James Caan, Oscar nominee for The Godfather, dies at 82

James Caan, the curly-haired badass, is known to movie fans as the hot-headed Sonny Corleone in The Godfather, and to television audiences as both the dying football player in the Weiner classic Brian’s Song and the casino boss in Las Vegas died. He was 82.

His manager Matt DelPiano said he died Wednesday. No reason was given.

“Jimmy was one of the greatest. Not only was he one of the best actors our business has ever seen, he was funny, loyal, caring and well-loved,” said DelPiano. “Our relationship has always been friendship before business. I will miss him very much and am proud to have worked with him over the years.”

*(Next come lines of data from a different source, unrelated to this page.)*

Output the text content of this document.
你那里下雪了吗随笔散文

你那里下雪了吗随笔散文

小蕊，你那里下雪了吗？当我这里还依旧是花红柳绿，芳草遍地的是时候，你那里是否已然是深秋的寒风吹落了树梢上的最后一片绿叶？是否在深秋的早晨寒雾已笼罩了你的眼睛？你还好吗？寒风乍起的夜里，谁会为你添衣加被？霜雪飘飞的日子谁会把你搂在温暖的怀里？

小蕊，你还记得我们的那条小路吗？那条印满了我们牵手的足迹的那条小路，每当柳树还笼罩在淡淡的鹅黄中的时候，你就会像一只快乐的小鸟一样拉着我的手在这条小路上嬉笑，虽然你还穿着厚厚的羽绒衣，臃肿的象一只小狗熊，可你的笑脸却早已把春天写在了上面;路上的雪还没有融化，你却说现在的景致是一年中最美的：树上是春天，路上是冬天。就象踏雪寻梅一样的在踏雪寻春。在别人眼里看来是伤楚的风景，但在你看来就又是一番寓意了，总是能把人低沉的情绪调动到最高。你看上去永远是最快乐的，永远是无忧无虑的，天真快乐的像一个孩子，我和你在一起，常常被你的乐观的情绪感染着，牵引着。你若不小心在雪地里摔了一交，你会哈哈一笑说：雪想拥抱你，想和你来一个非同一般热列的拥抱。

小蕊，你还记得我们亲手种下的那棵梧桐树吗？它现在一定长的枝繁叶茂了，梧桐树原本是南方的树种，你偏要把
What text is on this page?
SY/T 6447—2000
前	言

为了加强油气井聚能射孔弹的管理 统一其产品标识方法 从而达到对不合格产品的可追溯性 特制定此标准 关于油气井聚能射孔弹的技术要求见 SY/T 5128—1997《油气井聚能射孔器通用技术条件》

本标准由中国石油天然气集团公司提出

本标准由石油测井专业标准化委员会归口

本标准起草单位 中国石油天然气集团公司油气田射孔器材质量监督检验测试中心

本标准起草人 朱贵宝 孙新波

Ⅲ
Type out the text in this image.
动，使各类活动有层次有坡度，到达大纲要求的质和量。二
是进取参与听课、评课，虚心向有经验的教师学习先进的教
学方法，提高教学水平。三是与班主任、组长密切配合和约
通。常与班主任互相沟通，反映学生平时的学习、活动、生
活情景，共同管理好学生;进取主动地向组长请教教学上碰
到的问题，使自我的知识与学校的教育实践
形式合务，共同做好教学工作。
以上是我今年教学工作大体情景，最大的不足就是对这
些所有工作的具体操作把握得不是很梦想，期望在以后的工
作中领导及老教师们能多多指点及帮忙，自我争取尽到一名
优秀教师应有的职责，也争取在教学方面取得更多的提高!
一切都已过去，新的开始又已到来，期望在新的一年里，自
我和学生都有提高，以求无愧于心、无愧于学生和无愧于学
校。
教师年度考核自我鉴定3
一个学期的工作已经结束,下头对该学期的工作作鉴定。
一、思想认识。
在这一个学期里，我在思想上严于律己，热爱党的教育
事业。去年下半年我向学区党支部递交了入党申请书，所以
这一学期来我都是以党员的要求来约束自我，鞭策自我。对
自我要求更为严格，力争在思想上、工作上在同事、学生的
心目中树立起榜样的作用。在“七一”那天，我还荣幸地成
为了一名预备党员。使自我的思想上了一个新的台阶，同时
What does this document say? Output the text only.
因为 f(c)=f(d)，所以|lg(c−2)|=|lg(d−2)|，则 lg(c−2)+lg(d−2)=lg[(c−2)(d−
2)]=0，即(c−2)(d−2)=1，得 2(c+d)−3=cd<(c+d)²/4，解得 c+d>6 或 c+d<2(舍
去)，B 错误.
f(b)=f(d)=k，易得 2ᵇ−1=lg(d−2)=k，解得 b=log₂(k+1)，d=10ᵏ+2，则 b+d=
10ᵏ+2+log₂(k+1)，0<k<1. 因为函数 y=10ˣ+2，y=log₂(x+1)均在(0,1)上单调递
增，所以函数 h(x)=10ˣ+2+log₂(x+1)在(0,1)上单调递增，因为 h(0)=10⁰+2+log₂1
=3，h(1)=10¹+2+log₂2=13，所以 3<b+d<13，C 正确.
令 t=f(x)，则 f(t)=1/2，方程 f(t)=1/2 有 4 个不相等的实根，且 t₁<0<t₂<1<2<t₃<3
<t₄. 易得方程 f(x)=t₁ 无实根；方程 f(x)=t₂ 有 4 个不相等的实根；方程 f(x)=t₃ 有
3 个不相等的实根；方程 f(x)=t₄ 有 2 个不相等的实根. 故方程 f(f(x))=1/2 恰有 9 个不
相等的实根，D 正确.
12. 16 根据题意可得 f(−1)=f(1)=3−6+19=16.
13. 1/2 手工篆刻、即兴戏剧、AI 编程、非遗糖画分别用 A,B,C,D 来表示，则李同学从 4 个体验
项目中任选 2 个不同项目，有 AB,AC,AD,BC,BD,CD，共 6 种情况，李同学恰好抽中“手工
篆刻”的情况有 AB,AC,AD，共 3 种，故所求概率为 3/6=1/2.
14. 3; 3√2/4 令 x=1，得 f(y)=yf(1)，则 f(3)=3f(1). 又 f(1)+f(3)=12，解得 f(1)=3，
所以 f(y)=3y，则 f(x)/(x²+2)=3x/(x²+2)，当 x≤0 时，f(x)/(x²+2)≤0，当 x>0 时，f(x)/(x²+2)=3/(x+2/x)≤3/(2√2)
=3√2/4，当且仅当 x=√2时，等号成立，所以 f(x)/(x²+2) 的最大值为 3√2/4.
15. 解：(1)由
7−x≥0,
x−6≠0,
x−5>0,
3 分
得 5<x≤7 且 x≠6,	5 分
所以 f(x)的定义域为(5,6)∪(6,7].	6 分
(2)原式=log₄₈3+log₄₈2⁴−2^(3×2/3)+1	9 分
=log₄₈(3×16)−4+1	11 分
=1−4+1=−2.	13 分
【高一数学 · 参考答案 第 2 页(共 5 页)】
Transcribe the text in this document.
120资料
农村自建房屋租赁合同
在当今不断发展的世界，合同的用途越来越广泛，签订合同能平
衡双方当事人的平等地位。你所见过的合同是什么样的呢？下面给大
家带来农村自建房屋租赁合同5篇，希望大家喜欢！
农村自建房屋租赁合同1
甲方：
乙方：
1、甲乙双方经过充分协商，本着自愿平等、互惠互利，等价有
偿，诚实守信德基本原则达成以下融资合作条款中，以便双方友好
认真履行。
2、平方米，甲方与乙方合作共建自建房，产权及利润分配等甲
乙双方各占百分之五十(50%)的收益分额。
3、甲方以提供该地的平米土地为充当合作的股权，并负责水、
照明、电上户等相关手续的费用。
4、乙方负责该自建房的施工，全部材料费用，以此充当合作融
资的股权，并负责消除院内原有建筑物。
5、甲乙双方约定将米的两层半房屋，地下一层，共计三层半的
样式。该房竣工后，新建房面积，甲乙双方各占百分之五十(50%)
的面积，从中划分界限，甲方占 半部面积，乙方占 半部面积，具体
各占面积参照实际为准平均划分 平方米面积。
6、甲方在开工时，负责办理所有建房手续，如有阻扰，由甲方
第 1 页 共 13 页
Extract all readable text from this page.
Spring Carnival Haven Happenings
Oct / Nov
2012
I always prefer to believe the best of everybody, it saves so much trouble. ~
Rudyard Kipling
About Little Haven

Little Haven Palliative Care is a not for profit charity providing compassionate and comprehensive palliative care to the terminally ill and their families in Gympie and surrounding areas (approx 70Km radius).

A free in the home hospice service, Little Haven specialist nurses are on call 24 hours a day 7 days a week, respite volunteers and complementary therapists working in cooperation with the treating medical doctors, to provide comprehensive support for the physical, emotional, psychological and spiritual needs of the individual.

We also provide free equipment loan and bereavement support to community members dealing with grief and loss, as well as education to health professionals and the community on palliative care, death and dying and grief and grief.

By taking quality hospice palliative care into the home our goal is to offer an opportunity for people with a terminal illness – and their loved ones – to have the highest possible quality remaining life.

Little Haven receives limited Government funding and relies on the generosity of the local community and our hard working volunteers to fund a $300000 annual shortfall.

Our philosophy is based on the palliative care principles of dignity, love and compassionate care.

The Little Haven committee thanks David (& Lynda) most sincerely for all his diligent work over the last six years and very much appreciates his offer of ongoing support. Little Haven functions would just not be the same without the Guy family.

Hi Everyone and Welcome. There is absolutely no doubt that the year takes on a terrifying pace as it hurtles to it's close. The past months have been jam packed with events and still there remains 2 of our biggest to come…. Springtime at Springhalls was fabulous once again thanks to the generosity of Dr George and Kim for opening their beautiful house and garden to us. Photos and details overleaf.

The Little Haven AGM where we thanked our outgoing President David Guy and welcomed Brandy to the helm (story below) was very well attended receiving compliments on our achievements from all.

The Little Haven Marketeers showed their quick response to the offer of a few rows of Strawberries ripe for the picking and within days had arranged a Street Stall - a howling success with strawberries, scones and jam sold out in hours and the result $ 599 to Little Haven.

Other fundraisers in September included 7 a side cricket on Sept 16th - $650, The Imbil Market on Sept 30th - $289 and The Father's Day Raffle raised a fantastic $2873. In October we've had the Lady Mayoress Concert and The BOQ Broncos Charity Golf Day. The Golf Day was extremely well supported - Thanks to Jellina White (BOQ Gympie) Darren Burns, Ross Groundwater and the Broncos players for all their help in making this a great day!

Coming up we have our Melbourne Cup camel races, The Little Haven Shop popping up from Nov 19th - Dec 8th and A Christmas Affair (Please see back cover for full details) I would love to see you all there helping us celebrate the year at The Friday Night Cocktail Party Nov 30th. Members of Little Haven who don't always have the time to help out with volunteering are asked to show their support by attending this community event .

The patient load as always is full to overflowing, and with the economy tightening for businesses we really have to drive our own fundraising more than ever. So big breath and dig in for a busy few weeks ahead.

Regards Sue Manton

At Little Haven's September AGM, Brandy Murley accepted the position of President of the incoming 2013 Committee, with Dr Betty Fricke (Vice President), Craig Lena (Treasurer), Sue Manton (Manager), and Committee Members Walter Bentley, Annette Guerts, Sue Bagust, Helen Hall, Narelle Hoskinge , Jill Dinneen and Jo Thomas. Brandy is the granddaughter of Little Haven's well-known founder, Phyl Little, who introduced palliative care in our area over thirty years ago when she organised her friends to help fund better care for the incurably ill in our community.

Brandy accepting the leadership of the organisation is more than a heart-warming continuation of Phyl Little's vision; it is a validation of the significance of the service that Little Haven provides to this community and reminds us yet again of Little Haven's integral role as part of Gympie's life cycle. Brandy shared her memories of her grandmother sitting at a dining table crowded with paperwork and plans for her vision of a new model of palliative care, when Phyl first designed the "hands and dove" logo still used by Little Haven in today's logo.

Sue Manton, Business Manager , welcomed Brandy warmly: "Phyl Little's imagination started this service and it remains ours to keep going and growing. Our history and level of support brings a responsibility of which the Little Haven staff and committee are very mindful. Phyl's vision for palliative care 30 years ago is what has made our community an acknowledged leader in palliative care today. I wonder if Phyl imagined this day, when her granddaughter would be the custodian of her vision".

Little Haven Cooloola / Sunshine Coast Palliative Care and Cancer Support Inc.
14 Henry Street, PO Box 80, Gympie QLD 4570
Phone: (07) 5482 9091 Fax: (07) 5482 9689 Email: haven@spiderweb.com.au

A Michigan State University football player and a handy joker on production sets, Caan was a grinning, handsome performer with the swagger and muscular physique of an athlete. Despite drug problems, temper tantrums and minor legal battles, he managed to have a long career.

Caan had been a Francis Ford Coppola favorite since the 1960s, when Coppola cast him for the lead role in Rain People. He was primed for a starring role in The Godfather as Sonny, the No. 1 enforcer and eldest son of mob boss Vito Corleone.

A violent and ruthless man who committed many murders, Sonny Corleone met his own end in one of the most harrowing scenes in film history. For decades afterward, he once said, strangers would come across him on the street and jokingly warn him to stay off toll roads.

Despite Coppola’s fears that it was a flop, the 1972 release was an enormous critical and commercial success, earning supporting actors Academy Award nominations for Caan, Duvall and Al Pacino.

Already a star on television, Caan had his breakthrough role in the 1971 TV movie Brian’s Song, an emotional drama about the Chicago Bears backing down Brian Piccolo, who died of cancer the previous year at the age of 26.

After Brian’s Song and The Godfather, he was one of Hollywood’s busiest actors, appearing in Hide in Plain Sight (which he also directed), Funny Lady (opposite Barbra Streisand), The Killer Elite and “The Killer Elite” on Neil Simon’s “Chapter Two” among others. He also had a brief appearance in a flashback sequence in The Godfather, Part II.

But in the early 1980s he began to get mad at films. He had begun to struggle with drug use and was devastated by the 1981 leukemia death of his sister Barbara, who had been a driving force in his career up to that point.

In 1990, he returned to full stardom opposite Kathy Bates in Misery.

Caan was in demand again, starring in 1991’s For the Boys with Bette Midler as part of a song and dance team entertaining US soldiers during World War II and the Korean and Vietnam Wars. The following year, he played a tongue-in-cheek version of Sonny Corleone in the comedy Honeymoon in Vegas.

Other later films were Flesh and Bone, Bottle Rocket, and Mickey Blue Eyes. He introduced himself to a new generation as Walter, the workaholic father of Buddy’s Will Ferrell in “Elf.”

Married and divorced four times, Caan had a daughter, Tara, and sons Scott, Alexander, James, and Jacob.